IA no recrutamento: os riscos valem os benefícios da rapidez e da eficiência?

14 de julho de 2023

À medida que a IA continua a ser incorporada nos processos de recrutamento, é evidente que a promessa de eficiência da tecnologia tem os seus próprios riscos. 

De acordo com Dados de 2022Cerca de 55% das empresas já utilizam ferramentas de IA para o recrutamento.

Embora a IA tenha acelerado as práticas tradicionais de contratação, eliminando pilhas de CVs e currículos no processo, também levantou questões críticas sobre justiça, preconceitos e a própria natureza da tomada de decisões humanas. 

Afinal, as IA são treinadas com dados humanos, pelo que são susceptíveis de herdar todos os preconceitos que prometem erradicar. 

É algo que podemos mudar? O que é que aprendemos até agora com a IA de recrutamento?

Meta acusada de práticas publicitárias discriminatórias por grupos de defesa dos direitos humanos

Os dados mostram que alguns 79% de candidatos a emprego utilizam as redes sociais para procurar emprego, e há provas de que é aqui que começa a discriminação. 

Meta é atualmente confrontado com múltiplas alegações de organizações europeias de direitos humanos que afirmam que o algoritmo de seleção de anúncios de emprego do Facebook é tendencioso. 

Em junho, a ONG Testemunha global pesquisou vários anúncios de emprego do Facebook com segmentação automática e descobriu que muitos perpetuavam preconceitos de género.

Por exemplo, os homens tinham uma probabilidade significativamente maior de ver anúncios relacionados com a engenharia, enquanto as mulheres tinham uma probabilidade substancialmente maior de ver anúncios relacionados com o ensino. 

Dos anúncios apresentados em França, 931 PT3T dos utilizadores que viram um anúncio de emprego de educador de infância e 861 PT3T dos que viram um anúncio de emprego de psicólogo eram mulheres. Por outro lado, apenas 25% das mulheres viram um anúncio de emprego de piloto e apenas 6% viram um anúncio de emprego de mecânico. 

Nos Países Baixos, 85% dos utilizadores a quem foi apresentado um anúncio de emprego de professor e 96% dos que foram apresentados a um anúncio de emprego de rececionista eram mulheres. Foram observados resultados semelhantes em muitos outros países, incluindo o Reino Unido, a Índia e a África do Sul. 

Viés do Facebook IA
A segmentação de anúncios do Facebook foi fortemente enviesada em todos os países testados, reflectindo estereótipos de género. Fonte: Global Witness via CNN.

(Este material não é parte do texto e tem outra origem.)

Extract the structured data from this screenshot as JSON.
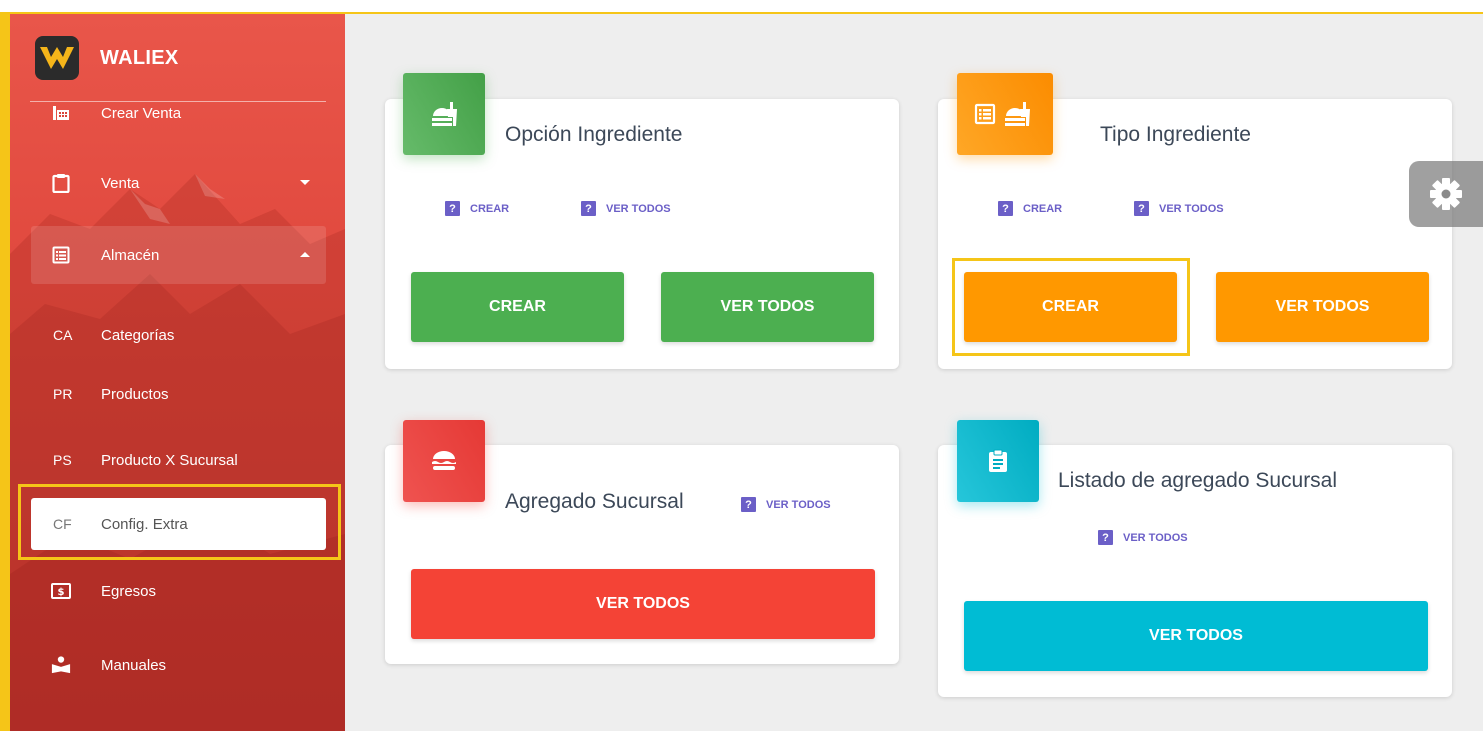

Num entrevista à CNNNaomi Hirst, da Global Witness, afirmou: "A nossa preocupação é que o Facebook esteja a exacerbar os preconceitos que vivemos na sociedade e a destruir as oportunidades de progresso e equidade no local de trabalho".

Juntamente com o Bureau Clara Wichmann e a Fondation des Femmes, a Global Witness apresentou queixas contra a Meta às autoridades de direitos humanos e de proteção de dados em França e nos Países Baixos. 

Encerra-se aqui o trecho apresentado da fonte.